Generating all the possible dicts from an existing dict in terms of values

Question

I have a dictionary of

kwarg = {'a': 0 , 'b': 1 , 'c': 2} and I want to produce all the possible alternative dictionaries in terms of values such as:

x1={'a': 1 , 'b': 0 , 'c':2}

x2={'a': 1 , 'b': 2 , 'c':0}

x3={'a': 0 , 'b': 2 , 'c':1}

x4={'a': 0 , 'b': 1 , 'c':2}

x5={'a': 2 , 'b': 1 , 'c':0}

x6={'a': 2 , 'b': 0 , 'c':1}

but I have 6 elements (0,1,2,3,4,5) and need to use python algorytm.

Answer 1

This would be my take on it , more readable and basic :

import itertools
kwarg = {'a': 0 , 'b': 1 , 'c': 2}
val=list(kwarg.values())
new=list(itertools.permutations(val))
d=dict()
for i in range(0,len(new)):
    for j in range(0,len(new[i])):
        if j==0:
            d['a']=new[i][j]
        if j==1:
            d['b']=new[i][j]
        if j==2:
            d['c']=new[i][j]
    print(d)

Answer 2

Does python algorithm mean that you cannot use any predefined function / modue?
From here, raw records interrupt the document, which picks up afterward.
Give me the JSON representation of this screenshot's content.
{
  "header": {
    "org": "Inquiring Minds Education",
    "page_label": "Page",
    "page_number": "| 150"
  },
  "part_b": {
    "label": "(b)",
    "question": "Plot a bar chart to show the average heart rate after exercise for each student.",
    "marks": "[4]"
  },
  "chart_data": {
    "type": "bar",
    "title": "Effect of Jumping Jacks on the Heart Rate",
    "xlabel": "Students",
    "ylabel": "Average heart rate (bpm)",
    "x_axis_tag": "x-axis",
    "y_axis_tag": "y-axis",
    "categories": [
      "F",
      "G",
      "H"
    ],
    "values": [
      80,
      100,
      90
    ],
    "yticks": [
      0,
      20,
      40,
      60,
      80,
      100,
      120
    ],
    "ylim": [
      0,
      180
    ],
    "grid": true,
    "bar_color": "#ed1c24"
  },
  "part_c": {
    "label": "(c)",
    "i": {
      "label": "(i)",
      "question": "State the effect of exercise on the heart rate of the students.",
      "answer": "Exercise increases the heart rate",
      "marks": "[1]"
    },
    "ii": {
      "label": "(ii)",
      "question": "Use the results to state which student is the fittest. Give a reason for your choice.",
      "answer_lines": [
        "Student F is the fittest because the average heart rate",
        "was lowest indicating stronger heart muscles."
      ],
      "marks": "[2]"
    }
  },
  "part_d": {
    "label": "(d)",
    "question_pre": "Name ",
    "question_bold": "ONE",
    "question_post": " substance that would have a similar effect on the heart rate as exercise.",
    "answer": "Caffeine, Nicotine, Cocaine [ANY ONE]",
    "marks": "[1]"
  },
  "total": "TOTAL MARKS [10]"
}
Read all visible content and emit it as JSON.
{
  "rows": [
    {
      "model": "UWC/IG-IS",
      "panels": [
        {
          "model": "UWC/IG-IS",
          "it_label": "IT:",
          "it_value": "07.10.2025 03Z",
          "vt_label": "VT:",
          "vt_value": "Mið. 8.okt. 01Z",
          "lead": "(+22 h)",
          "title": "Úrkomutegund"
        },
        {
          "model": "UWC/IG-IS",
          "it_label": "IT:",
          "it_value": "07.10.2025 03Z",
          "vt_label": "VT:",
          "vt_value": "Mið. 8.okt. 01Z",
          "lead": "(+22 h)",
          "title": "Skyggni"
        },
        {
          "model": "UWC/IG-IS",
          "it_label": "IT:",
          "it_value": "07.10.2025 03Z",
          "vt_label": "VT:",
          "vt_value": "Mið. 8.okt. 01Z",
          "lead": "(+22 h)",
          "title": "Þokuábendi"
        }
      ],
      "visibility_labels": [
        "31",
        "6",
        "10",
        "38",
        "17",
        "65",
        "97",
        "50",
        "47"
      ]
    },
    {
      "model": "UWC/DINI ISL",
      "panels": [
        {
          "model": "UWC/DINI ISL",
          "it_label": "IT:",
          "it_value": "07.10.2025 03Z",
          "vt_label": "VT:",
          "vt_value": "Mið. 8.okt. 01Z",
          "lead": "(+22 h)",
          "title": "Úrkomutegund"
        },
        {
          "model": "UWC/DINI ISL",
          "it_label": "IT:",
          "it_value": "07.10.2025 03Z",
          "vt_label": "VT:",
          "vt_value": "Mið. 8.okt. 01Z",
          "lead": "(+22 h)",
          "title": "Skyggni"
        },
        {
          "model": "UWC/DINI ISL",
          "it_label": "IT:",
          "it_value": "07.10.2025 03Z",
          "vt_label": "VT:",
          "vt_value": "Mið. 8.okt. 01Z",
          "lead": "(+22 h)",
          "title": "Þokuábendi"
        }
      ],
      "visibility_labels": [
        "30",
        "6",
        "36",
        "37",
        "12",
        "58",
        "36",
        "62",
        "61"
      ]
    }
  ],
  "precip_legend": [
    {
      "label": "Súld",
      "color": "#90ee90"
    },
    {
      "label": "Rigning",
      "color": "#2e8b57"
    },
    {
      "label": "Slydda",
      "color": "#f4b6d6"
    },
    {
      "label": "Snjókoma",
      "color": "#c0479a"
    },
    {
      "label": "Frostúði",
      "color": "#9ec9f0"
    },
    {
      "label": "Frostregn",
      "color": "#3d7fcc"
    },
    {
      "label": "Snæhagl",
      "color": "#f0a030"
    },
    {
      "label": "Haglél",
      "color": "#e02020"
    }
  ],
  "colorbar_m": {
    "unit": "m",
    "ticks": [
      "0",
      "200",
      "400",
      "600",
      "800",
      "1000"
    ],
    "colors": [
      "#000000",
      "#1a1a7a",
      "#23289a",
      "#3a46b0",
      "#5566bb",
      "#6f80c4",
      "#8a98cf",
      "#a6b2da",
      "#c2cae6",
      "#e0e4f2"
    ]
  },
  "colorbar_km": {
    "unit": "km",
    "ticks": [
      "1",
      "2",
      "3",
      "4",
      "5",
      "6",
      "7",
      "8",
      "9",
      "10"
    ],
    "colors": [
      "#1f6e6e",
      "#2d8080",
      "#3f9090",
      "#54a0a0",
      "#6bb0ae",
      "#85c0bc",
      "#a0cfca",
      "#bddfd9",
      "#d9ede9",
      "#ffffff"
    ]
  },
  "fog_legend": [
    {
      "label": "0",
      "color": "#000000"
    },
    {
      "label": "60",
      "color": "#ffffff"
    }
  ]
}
If yes, the following code may be fine or provide a good starting point:

possibilites = [0, 1, 2, 3, 4, 5]

lstOfDicts = []
for a in possibilites:
    for b in possibilites:
        for c in possibilites:
            lstOfDicts.append({"a" : a, "b" : b, "c" : c})

print(lstOfDicts)

Answer 3

Following code in python3 should do

import itertools


def main():
    '''The Main'''

    kwarg = {'a': 0 , 'b': 1 , 'c': 2}
    keys = kwarg.keys()
    for comb in itertools.permutations(kwarg.values()):
        print(dict(zip(keys, comb)))



if __name__ == '__main__':
    main()